Palmer war wie James Dean, rau, wild, mit der Aura des schwer zu bändigenden, aber eben auch clever, nachdenklich und fürsorglich. Sein Status, sein Können machte ihn früh reich, er war 1967 der Erste, der sich eine Million Dollar erspielte, er war der Erste, der sich ein eigenes Flugzeug gönnte und, selbst am Steuer sitzend, zu Turnieren flog. So richtig reich wurde er, als er ein Imperium aufbaute, indem er Golfplätze entwarf, Golfklubs kaufte, die Entwicklung des Golf Channel anschob, Turniere veranstaltete wie das immer noch stattfindende Arnold Palmer Invitational auf der PGA Tour. Zeit seines erfolgreichen Lebens sammelte er aber auch Millionen für seine und andere Stiftungen ein, spendete viel. Seine Familie, seine sechs Enkel waren ihm das Heiligste. Dass er körperlich abbaute, war beim Masters zuletzt ersichtlich.

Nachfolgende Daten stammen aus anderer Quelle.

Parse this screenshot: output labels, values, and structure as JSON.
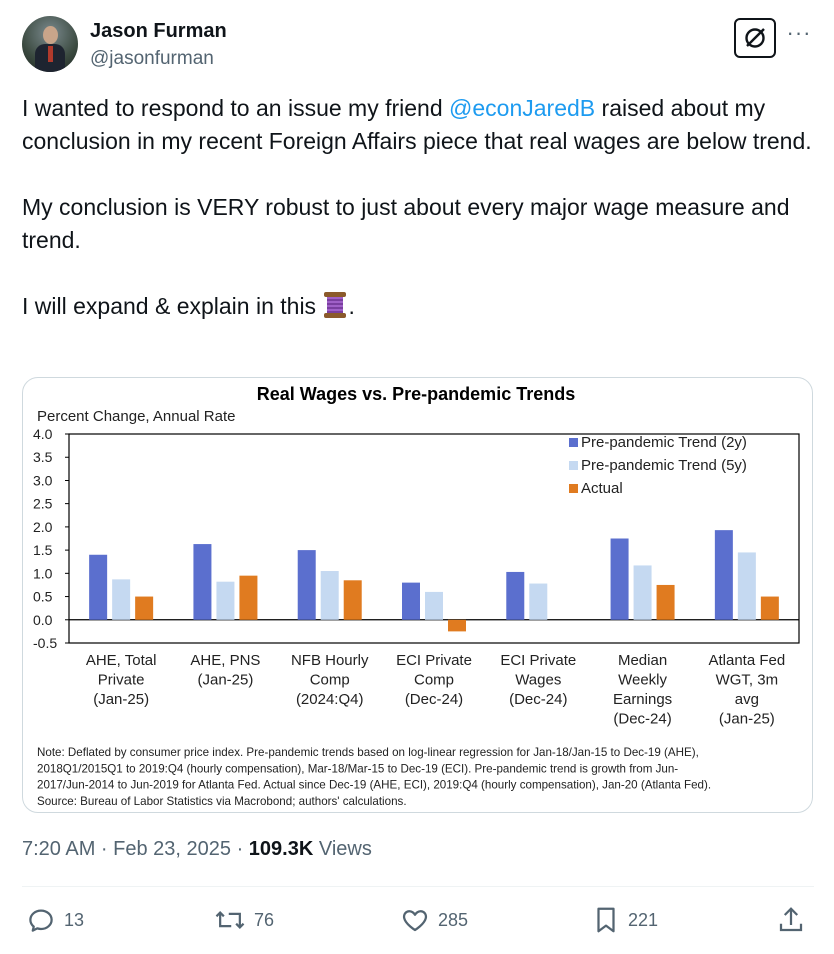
{
  "author": {
    "name": "Jason Furman",
    "handle": "@jasonfurman"
  },
  "tweet": {
    "line1_pre": "I wanted to respond to an issue my friend ",
    "mention": "@econJaredB",
    "line1_post": " raised about my conclusion in my recent Foreign Affairs piece that real wages are below trend.",
    "para2": "My conclusion is VERY robust to just about every major wage measure and trend.",
    "para3_pre": "I will expand & explain in this ",
    "para3_post": ".",
    "thread_icon": "spool-of-thread-emoji"
  },
  "meta": {
    "time": "7:20 AM · Feb 23, 2025 · ",
    "views_count": "109.3K",
    "views_label": " Views"
  },
  "actions": {
    "replies": "13",
    "reposts": "76",
    "likes": "285",
    "bookmarks": "221"
  },
  "chart_data": {
    "type": "bar",
    "title": "Real Wages vs. Pre-pandemic Trends",
    "ylabel": "Percent Change, Annual Rate",
    "ylim": [
      -0.5,
      4.0
    ],
    "yticks": [
      "4.0",
      "3.5",
      "3.0",
      "2.5",
      "2.0",
      "1.5",
      "1.0",
      "0.5",
      "0.0",
      "-0.5"
    ],
    "categories": [
      [
        "AHE, Total",
        "Private",
        "(Jan-25)"
      ],
      [
        "AHE, PNS",
        "(Jan-25)"
      ],
      [
        "NFB Hourly",
        "Comp",
        "(2024:Q4)"
      ],
      [
        "ECI Private",
        "Comp",
        "(Dec-24)"
      ],
      [
        "ECI Private",
        "Wages",
        "(Dec-24)"
      ],
      [
        "Median",
        "Weekly",
        "Earnings",
        "(Dec-24)"
      ],
      [
        "Atlanta Fed",
        "WGT, 3m",
        "avg",
        "(Jan-25)"
      ]
    ],
    "series": [
      {
        "name": "Pre-pandemic Trend (2y)",
        "color": "#5b6fce",
        "values": [
          1.4,
          1.63,
          1.5,
          0.8,
          1.03,
          1.75,
          1.93
        ]
      },
      {
        "name": "Pre-pandemic Trend (5y)",
        "color": "#c5d9f1",
        "values": [
          0.87,
          0.82,
          1.05,
          0.6,
          0.78,
          1.17,
          1.45
        ]
      },
      {
        "name": "Actual",
        "color": "#e07b20",
        "values": [
          0.5,
          0.95,
          0.85,
          -0.25,
          null,
          0.75,
          0.5
        ]
      }
    ],
    "legend": "top-right",
    "note": [
      "Note: Deflated by consumer price index. Pre-pandemic trends based on log-linear regression for Jan-18/Jan-15 to Dec-19 (AHE),",
      "2018Q1/2015Q1 to 2019:Q4 (hourly compensation), Mar-18/Mar-15 to Dec-19 (ECI). Pre-pandemic trend is growth from Jun-",
      "2017/Jun-2014 to Jun-2019 for Atlanta Fed. Actual since Dec-19 (AHE, ECI), 2019:Q4 (hourly compensation), Jan-20 (Atlanta Fed).",
      "Source: Bureau of Labor Statistics via Macrobond; authors' calculations."
    ]
  }
}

Erstmals seit 2006 trat er nicht als "Honorary Starter" auf und verzichtete auf die Ehre des symbolträchtigen ersten Abschlags, den er stets mit Nicklaus und Player durchführte.

Zum Abschied konnte man Palmer würdigen, wie es Woods aussprach: "Deine Menschenliebe und Bescheidenheit sind Teil Deiner Legende." Oder wie Fred Couples, der treffend feststellte: "Es ist ganz einfach: Er war der coolste Typ jemals."